Video

General Counsels: What happens if you don't trust your counterparty?

Steve Holt
By:
business meeting image

Strong relationships with your counterparties are vital for growth. Losing trust in them, particularly when you're locked into long term agreements or have substantial financial exposure, can have a negative impact on it. 

The right response may depend on whether the loss of trust comes from market rumours or media reports rather than a specific action by the counterparty. Do you want to restore trust or exit the relationship? 

Steve Holt explains the levers you can pull and the factors you need to consider in deciding the right course of action. 

The video is playing. This video is playing in mini-player mode.

Relationships, like in most facets of life, are incredibly important in business.

Whether it is having a robust and dependable supply chain that means you can meet demands of your customers, being comfortable that your customers will pay you when they say they will, or working in mutually beneficial joint ventures, having strong relationships with your counterparties is vital to promoting growth.

These relationships will nearly always be managed through robust contractual agreements but, in reality, trust is the core facilitator of strong relationships.

So what happens when you don’t trust your counterparty anymore, particularly when you are locked into long-term agreements or with substantial financial exposure? Does your approach change if the loss of trust comes from market rumours or media reports rather than a specific action by the counterparty?

Well the first question to ask or answer is: do we want to (or need to) repair the relationship? If the answer is yes, then we’re looking at ways to restore trust or establish new operating parameters.

However, if the answer is no or the relationship has become untenable, then exiting the relationship while minimising disruption to the business becomes the key priority.

Companies have several levers that can be pulled in either scenario, albeit with a different focus on outcome, to establish base facts upon which defensible decisions can be made.

These levers include:

  • the use of right to audit clauses in contracts to dig into operations and get an independent version of the “truth” from which both parties can move forward;
  • performing an assessment of information reported by counterparties to identify mistruths or errors (which might typically come through reporting of KPIs or presentations on financial stability);
  • reviewing publicly available information to identify previously unknown risks;
  • performing a “deep dive” into counterparty financials to understand exposure and so on.

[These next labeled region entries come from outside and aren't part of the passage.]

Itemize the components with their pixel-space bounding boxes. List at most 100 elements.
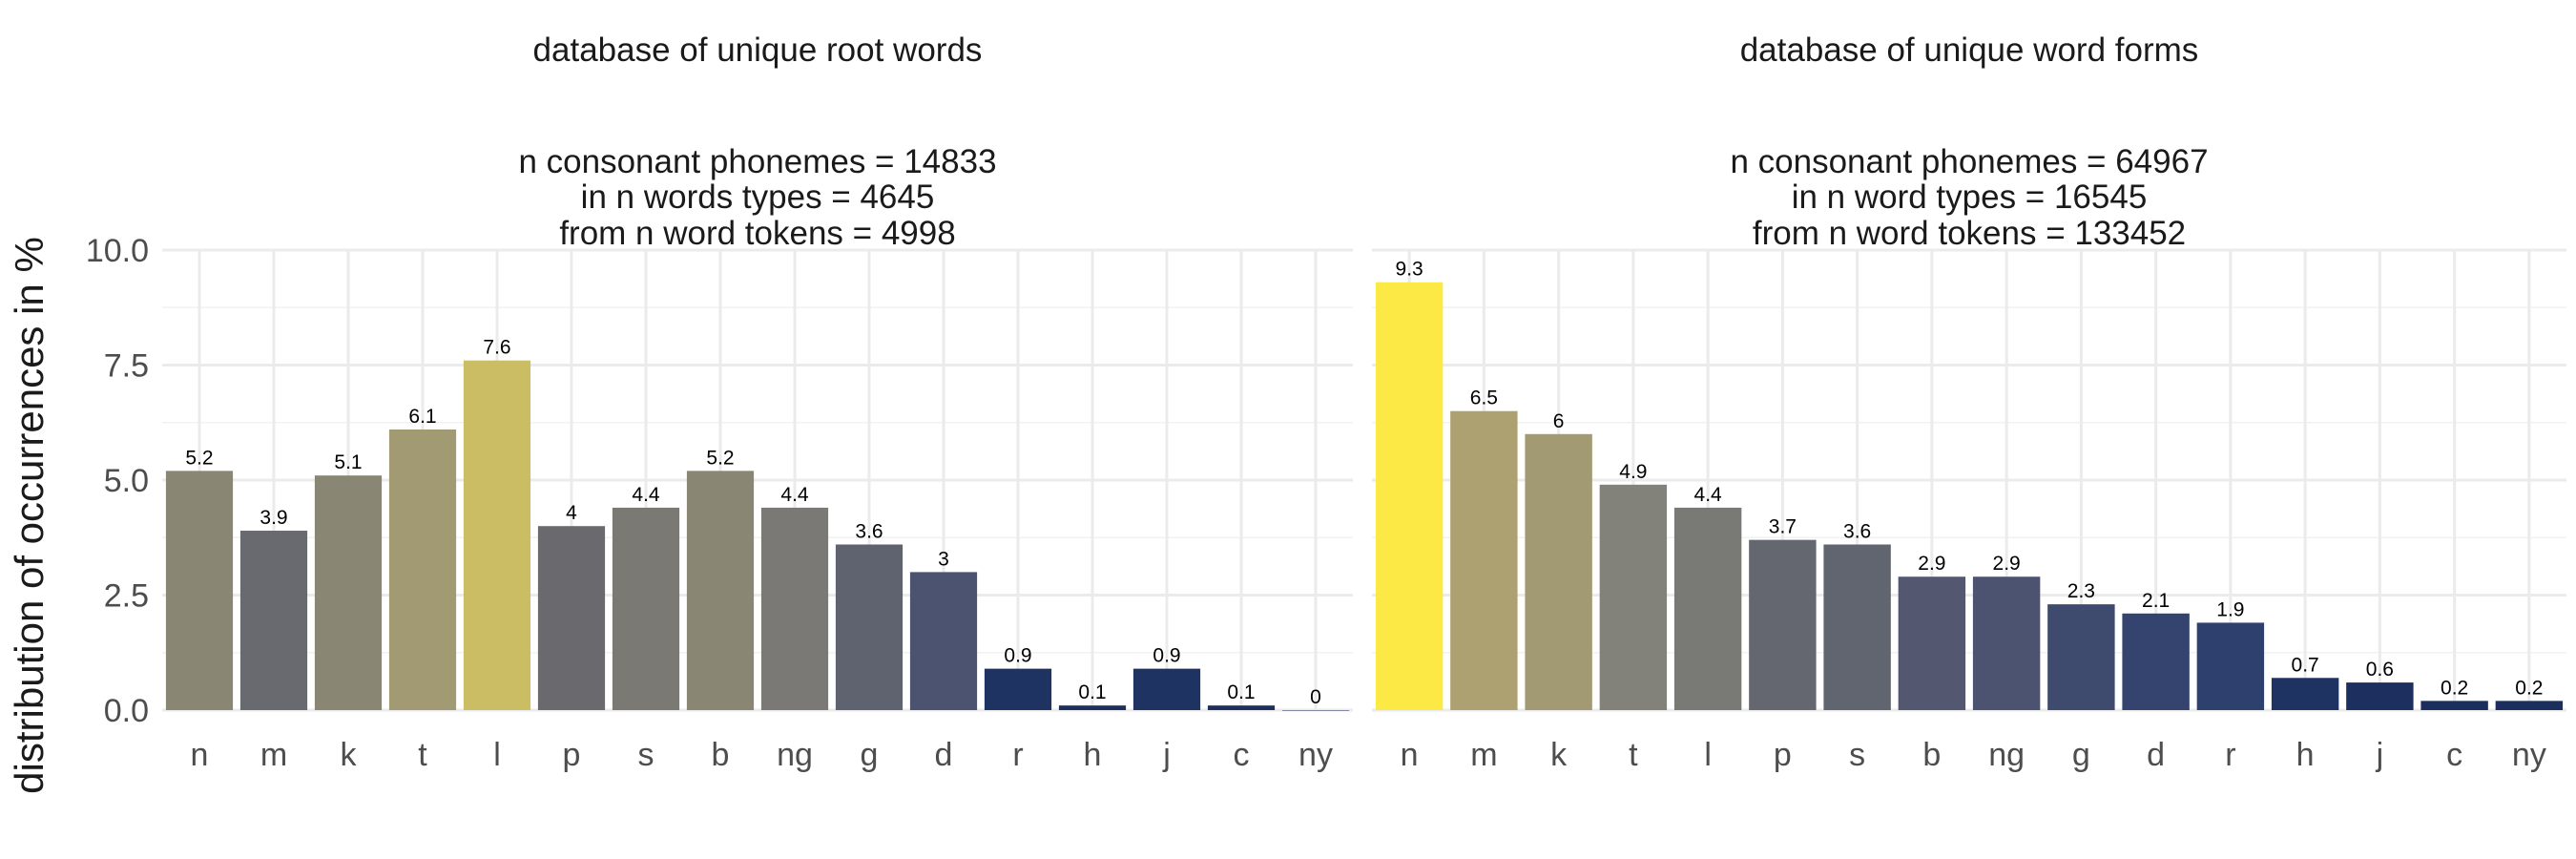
x-tick-label: c xyxy=(1234,737,1250,773)
bar-k xyxy=(314,475,383,710)
y-axis-label: distribution of occurrences in % xyxy=(7,237,52,794)
bar-r xyxy=(2196,622,2265,710)
x-tick-label: s xyxy=(638,737,654,773)
panel-title-line: database of unique word forms xyxy=(1740,31,2199,69)
data-label: 5.2 xyxy=(185,447,213,469)
bar-ng xyxy=(1972,576,2041,710)
x-tick-label: j xyxy=(1162,737,1171,773)
data-label: 3.6 xyxy=(1843,520,1871,542)
bar-h xyxy=(2271,678,2339,710)
x-tick-label: d xyxy=(935,737,953,773)
bar-l xyxy=(463,360,531,710)
x-tick-label: m xyxy=(1470,737,1497,773)
data-label: 5.1 xyxy=(334,451,362,473)
data-label: 3.7 xyxy=(1769,516,1797,538)
bar-c xyxy=(2420,701,2488,710)
bar-ny xyxy=(1281,710,1350,711)
data-label: 0.6 xyxy=(2366,659,2394,681)
data-label: 4.9 xyxy=(1619,461,1647,483)
y-tick-label: 5.0 xyxy=(104,463,149,499)
data-label: 2.1 xyxy=(2142,590,2170,612)
bar-l xyxy=(1673,507,1742,710)
data-label: 6 xyxy=(1553,410,1565,432)
bar-n xyxy=(1375,282,1444,710)
y-tick-label: 0.0 xyxy=(104,693,149,729)
x-tick-label: s xyxy=(1849,737,1865,773)
bar-d xyxy=(909,572,978,710)
data-label: 0.2 xyxy=(2515,677,2543,699)
data-label: 0.9 xyxy=(1153,645,1180,667)
bar-b xyxy=(1898,576,1966,710)
x-tick-label: r xyxy=(2225,737,2235,773)
x-tick-label: b xyxy=(712,737,730,773)
x-tick-label: ng xyxy=(777,737,813,773)
x-tick-label: t xyxy=(1629,737,1638,773)
y-tick-label: 2.5 xyxy=(104,578,149,615)
x-tick-label: h xyxy=(1084,737,1102,773)
x-tick-label: c xyxy=(2446,737,2462,773)
bar-d xyxy=(2122,613,2190,710)
data-label: 6.5 xyxy=(1470,388,1498,409)
panel-title-line: from n word tokens = 133452 xyxy=(1753,215,2186,252)
data-label: 5.2 xyxy=(706,447,734,469)
bar-ny xyxy=(2495,701,2564,710)
x-tick-label: k xyxy=(1550,737,1568,773)
bar-s xyxy=(1823,544,1891,710)
x-tick-label: l xyxy=(1704,737,1712,773)
data-label: 0 xyxy=(1310,686,1321,708)
x-tick-label: h xyxy=(2296,737,2315,773)
x-tick-label: g xyxy=(861,737,879,773)
x-tick-label: n xyxy=(1401,737,1419,773)
panel-title-line: n consonant phonemes = 14833 xyxy=(518,143,996,180)
x-tick-label: m xyxy=(260,737,287,773)
data-label: 4.4 xyxy=(632,484,660,506)
bar-j xyxy=(2346,682,2414,710)
panel-title-line: in n words types = 4645 xyxy=(581,178,935,216)
bar-j xyxy=(1132,668,1201,710)
bar-t xyxy=(388,429,457,710)
bar-s xyxy=(612,507,680,710)
bar-b xyxy=(686,471,755,710)
panel-title-line: database of unique root words xyxy=(533,31,983,69)
data-label: 3.6 xyxy=(855,520,883,542)
panel-root-words: 0.0 2.5 5.0 7.5 10.0 5.2 n 3.9 m 5.1 k 6.1 t 7.6 l 4 p 4.… xyxy=(86,31,1353,773)
data-label: 4.4 xyxy=(1694,484,1723,506)
data-label: 0.7 xyxy=(2292,654,2319,676)
bar-c xyxy=(1207,705,1276,710)
bar-k xyxy=(1525,433,1592,710)
x-tick-label: r xyxy=(1012,737,1023,773)
y-axis-label-group: distribution of occurrences in % xyxy=(7,237,52,794)
y-tick-label: 7.5 xyxy=(104,348,149,385)
x-tick-label: ny xyxy=(1298,737,1333,773)
data-label: 0.9 xyxy=(1004,645,1031,667)
x-tick-label: ng xyxy=(1988,737,2025,773)
data-label: 7.6 xyxy=(483,337,510,359)
data-label: 0.2 xyxy=(2441,677,2468,699)
data-label: 2.9 xyxy=(1918,553,1945,575)
data-label: 4 xyxy=(566,502,577,524)
bar-g xyxy=(835,544,904,710)
x-tick-label: k xyxy=(341,737,358,773)
panel-word-forms: 9.3 n 6.5 m 6 k 4.9 t 4.4 l 3.7 p 3.6 s 2.9 b 2.9 ng 2.3 g 2… xyxy=(1372,31,2566,773)
y-tick-label: 10.0 xyxy=(86,233,149,269)
data-label: 3 xyxy=(938,548,949,570)
x-tick-label: j xyxy=(2376,737,2384,773)
x-tick-label: b xyxy=(1922,737,1941,773)
x-tick-label: l xyxy=(493,737,501,773)
x-tick-label: t xyxy=(418,737,427,773)
data-label: 9.3 xyxy=(1396,259,1423,281)
bar-m xyxy=(239,531,308,710)
bar-h xyxy=(1058,705,1127,710)
bar-p xyxy=(537,526,606,710)
data-label: 0.1 xyxy=(1227,681,1255,703)
x-tick-label: ny xyxy=(2512,737,2546,773)
data-label: 3.9 xyxy=(260,507,287,529)
data-label: 4.4 xyxy=(780,484,809,506)
bar-t xyxy=(1599,484,1668,710)
x-tick-label: d xyxy=(2147,737,2165,773)
bar-n xyxy=(165,471,234,710)
data-label: 2.3 xyxy=(2067,580,2095,602)
bar-ng xyxy=(760,507,829,710)
panel-title-line: from n word tokens = 4998 xyxy=(559,215,955,252)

What should be done depends on the circumstances, the nature and importance of your relationship, the regulatory and enforcement environment that your company operates in, the extent to which exposure to the relationship could harm your company and your own risk appetite.

Much of this can be done utilising internal resources, but when there is particular sensitivity in the relationship it might be advisable to seek support from third party experts, like Grant Thornton.

What is universal is that you should do something – even if that something is to document your thought process and why you have made the decision you have made – and you should do that having established a key set of facts that underly your decision-making process.